My first HT and Projector project is going well. Some questions:

From what I've been reading so far, supposedly the bottom of the screen should be 3' off the floor. No problem. With a 13' distance from my projector, this gives me 96" wide picture, 54" tall, +/- 5" for zoom variation. And, it seems that the overall picture size varies a bit from the projector's true capability (blue screen), the size of a BD preview/menu, and then of course the 16:9 theater picture.

I'm going to check on the display size of the PC connection (16:10), and the comcast connection (not sure what the broadcast 1080i looks like). Somewhere, I'll need to decide on a happy medium of what will/will-not fit the screen and black border, exactly.

So, my question is around what size of screen to get, and how much black border do I want around the screen to possibly "absorb" a bit of an oversized picture? I think I need to fit to the largest screen that will be displayed by this project, and then everything else will just have black borders on top-bottom/side as appropriate?

Thanks in advance.


----------



## phillihp23 (Mar 14, 2012)

Your probably looking at a 100" - 110" screen, depending on your projectors ability at 13 feet.
My projector is at about 13 ft and I use a 100" screen. I believe my screen has a 3-4 inch black felt border.


----------



## marlin1881 (Feb 15, 2013)

Well, the framers left me alone for the weekend, so I setup my entire theater to see what I was really getting into. Fun stuff, except I had to tear it down again last night, as the framers were coming back again, this morning.

Looks like I'm going to have an 84" wide x 47" high - 96" diag. Decent picture size at 15' viewing distance. This size of screen is really nice after watching my 50" plasma for a few years.
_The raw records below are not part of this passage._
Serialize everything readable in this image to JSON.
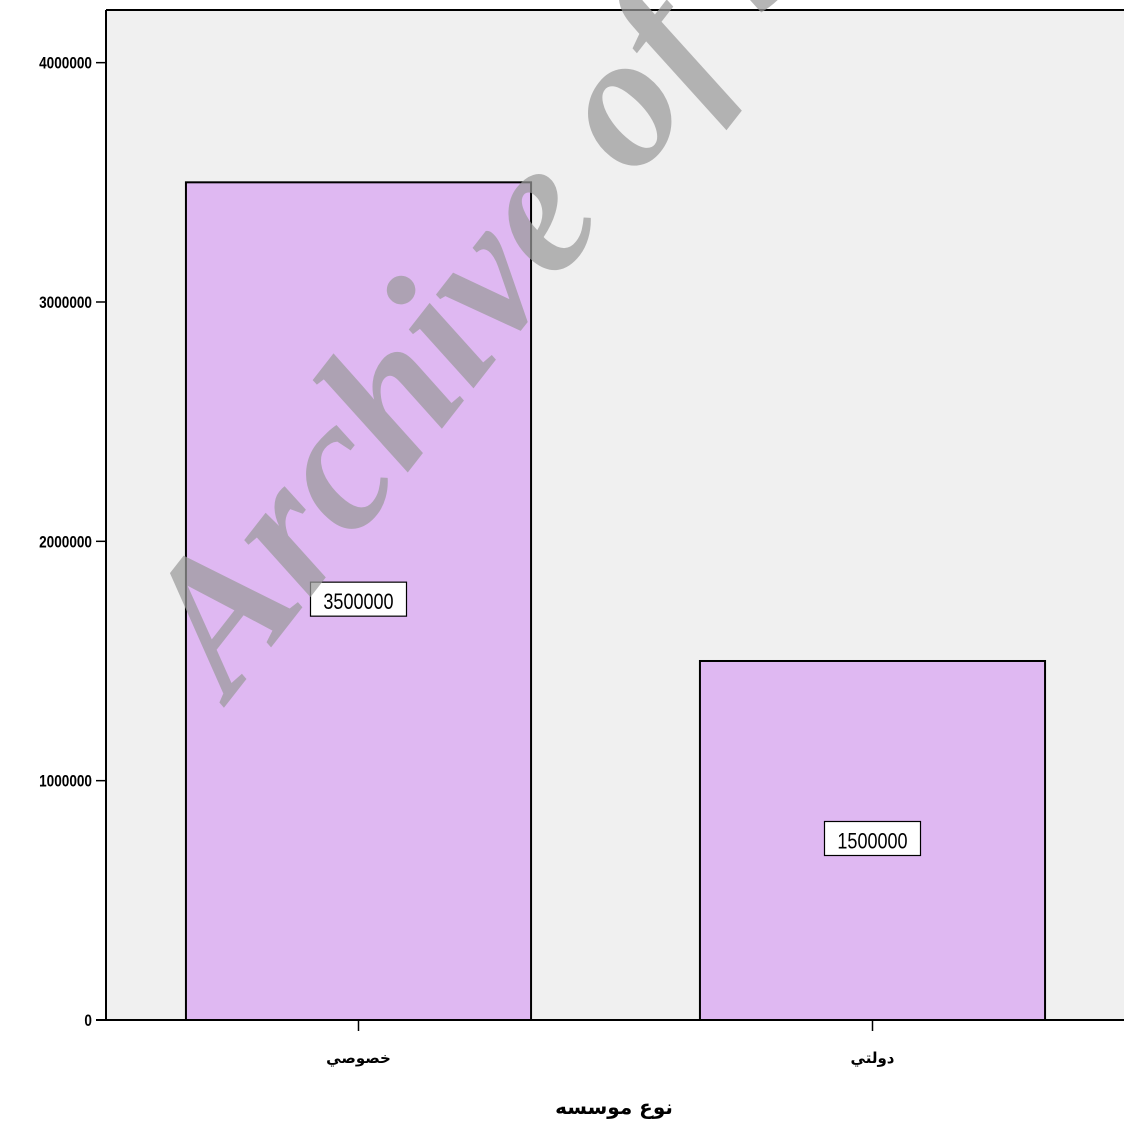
{
  "chart_data": {
    "type": "bar",
    "categories": [
      "خصوصي",
      "دولتي"
    ],
    "values": [
      3500000,
      1500000
    ],
    "data_labels": [
      "3500000",
      "1500000"
    ],
    "xlabel": "نوع موسسه",
    "ylabel": "",
    "ylim": [
      0,
      4220000
    ],
    "yticks": [
      0,
      1000000,
      2000000,
      3000000,
      4000000
    ],
    "ytick_labels": [
      "0",
      "1000000",
      "2000000",
      "3000000",
      "4000000"
    ],
    "grid": false,
    "colors": {
      "bar": "#dfb8f2",
      "plot_background": "#f0f0f0",
      "outline": "#000000"
    }
  },
  "watermark": "Archive of SID"
}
Looks like I should be able to install it for keeps, in about 6 weeks, after most of the construction is complete.


----------



## phillihp23 (Mar 14, 2012)

marlin1881 said:


> Well, the framers left me alone for the weekend, so I setup my entire theater to see what I was really getting into. Fun stuff, except I had to tear it down again last night, as the framers were coming back again, this morning.
> 
> Looks like I'm going to have an 84" wide x 47" high - 96" diag. Decent picture size at 15' viewing distance. This size of screen is really nice after watching my 50" plasma for a few years.
> 
> Looks like I should be able to install it for keeps, in about 6 weeks, after most of the construction is complete.


Unless your screen allows for speakers behind it you will need space on each side of it for the front L/R Speakers.

Also need to figure in the felt border. Don't know if those were already figured in with the space your using.
Are you painting the screen or building one ?

Post some pics of the room if you can so we can get an idea of the space your working with.


----------



## marlin1881 (Feb 15, 2013)

phillihp23 said:


> Unless your screen allows for speakers behind it you will need space on each side of it for the front L/R Speakers.
> 
> Also need to figure in the felt border. Don't know if those were already figured in with the space your using.
> Are you painting the screen or building one ?
> ...


The stage is 13' wide. There are a set of shelves on each side of the screen that are 21" inside of a finished sheetrock frame. This leaves me with room for a recessed screen at 7' wide, with a 3" black border. I'll frame in the center channel just 2" under the screen. The front speakers will go into the shelf area for cosmetic reasons. I'd like to see if there is a solid sliding tray where I can move the speakers back and forth as desired.

I'm also allowing for some space above the screen, below the ceiling coffers, which will have a nice finished appearance.

All my HDMI signals looked to provide an exact matching profile on the bare wall I tested it on, so the projector layout should work quite well.

I'm going to paint on a screen, and I've talked to the builder about giving me a smooth finish screen area. I've got some more research to do on paints, but I've painted houses and cars before, so I'm really looking forward to creating that perfect screen.


----------